A few pictures of the installer can be seen in this post: http://blog.mikeasoft.com/2005/09/23/stx-installer/
Comment by Mike — November 4, 2005 @ 12:08 am
> There isn’t a lot that needs scripting within the actual GUI itself
> (outside of the installation instructions, provided by the system
> mentioned above) as things stand.
I was more refering to the GUI stages before the installer kicks in to do the gruntwork, the questions it asks, etc. if those scriptable. eg: in the future if you need to ask for WPA details or whatnot, how griefsome would that be to squidge in?
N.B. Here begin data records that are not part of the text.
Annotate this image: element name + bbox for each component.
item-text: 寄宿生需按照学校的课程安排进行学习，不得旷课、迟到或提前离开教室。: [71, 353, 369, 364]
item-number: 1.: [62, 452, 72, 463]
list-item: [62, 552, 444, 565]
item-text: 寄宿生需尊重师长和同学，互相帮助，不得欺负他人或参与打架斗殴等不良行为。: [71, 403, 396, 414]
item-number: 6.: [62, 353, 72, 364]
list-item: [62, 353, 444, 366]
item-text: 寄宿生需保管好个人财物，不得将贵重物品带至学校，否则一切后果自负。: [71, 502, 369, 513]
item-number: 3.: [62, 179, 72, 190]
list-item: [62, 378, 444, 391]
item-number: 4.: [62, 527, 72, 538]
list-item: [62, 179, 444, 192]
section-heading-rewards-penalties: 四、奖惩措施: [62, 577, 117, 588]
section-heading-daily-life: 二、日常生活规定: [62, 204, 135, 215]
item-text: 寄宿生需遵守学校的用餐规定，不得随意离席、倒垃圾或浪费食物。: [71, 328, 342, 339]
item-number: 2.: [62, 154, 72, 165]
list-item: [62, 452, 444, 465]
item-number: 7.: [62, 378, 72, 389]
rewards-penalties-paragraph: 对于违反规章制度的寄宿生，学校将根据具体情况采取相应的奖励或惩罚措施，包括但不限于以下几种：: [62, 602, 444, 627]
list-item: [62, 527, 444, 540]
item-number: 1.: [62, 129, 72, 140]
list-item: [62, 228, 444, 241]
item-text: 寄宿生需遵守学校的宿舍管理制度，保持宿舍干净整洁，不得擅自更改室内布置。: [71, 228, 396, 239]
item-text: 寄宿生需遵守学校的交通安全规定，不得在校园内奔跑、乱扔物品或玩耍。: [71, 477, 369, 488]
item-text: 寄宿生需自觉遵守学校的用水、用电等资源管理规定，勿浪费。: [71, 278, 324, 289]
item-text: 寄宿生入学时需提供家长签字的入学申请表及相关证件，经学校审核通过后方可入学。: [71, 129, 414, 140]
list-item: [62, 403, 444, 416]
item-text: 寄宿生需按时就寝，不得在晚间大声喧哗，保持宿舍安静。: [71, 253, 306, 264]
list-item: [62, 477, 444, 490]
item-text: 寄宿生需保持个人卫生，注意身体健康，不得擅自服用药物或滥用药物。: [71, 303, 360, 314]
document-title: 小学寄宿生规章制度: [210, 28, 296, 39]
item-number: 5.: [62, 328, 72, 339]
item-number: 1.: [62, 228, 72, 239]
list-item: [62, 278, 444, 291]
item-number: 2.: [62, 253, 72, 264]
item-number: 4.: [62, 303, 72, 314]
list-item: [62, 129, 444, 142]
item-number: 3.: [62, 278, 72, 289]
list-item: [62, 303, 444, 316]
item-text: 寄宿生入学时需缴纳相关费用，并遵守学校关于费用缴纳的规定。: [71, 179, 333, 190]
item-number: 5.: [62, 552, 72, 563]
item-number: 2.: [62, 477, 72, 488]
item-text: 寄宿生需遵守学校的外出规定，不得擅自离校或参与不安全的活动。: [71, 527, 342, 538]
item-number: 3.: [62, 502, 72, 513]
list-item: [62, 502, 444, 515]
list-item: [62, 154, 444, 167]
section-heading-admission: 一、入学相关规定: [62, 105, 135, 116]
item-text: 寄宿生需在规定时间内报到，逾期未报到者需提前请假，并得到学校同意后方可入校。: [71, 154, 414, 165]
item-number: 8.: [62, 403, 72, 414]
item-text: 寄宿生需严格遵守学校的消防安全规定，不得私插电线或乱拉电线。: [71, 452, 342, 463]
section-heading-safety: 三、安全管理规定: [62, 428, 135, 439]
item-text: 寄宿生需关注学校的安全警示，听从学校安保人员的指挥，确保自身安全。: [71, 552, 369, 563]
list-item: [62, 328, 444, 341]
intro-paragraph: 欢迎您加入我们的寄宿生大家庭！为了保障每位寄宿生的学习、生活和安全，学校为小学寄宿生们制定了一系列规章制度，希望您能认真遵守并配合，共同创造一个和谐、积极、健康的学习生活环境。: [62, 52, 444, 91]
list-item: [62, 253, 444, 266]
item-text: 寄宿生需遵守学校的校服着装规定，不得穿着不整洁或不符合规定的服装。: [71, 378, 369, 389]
Although by the sounds of it, you’re going to have the entire shebang scriptable (so you can use installer for other things) so that covers that point anywho.
-Dx
Comment by D — November 4, 2005 @ 8:24 am
Well you could consider the graphical steps of the GUI vaguely scriptable as they are, since the whole thing’s written in Python; but there’s currently no simple way for non-python (& pyfltk) programmers to change the installation steps. But that is something I’ll change if I get around to trying to make it a full on general purpose installation solution.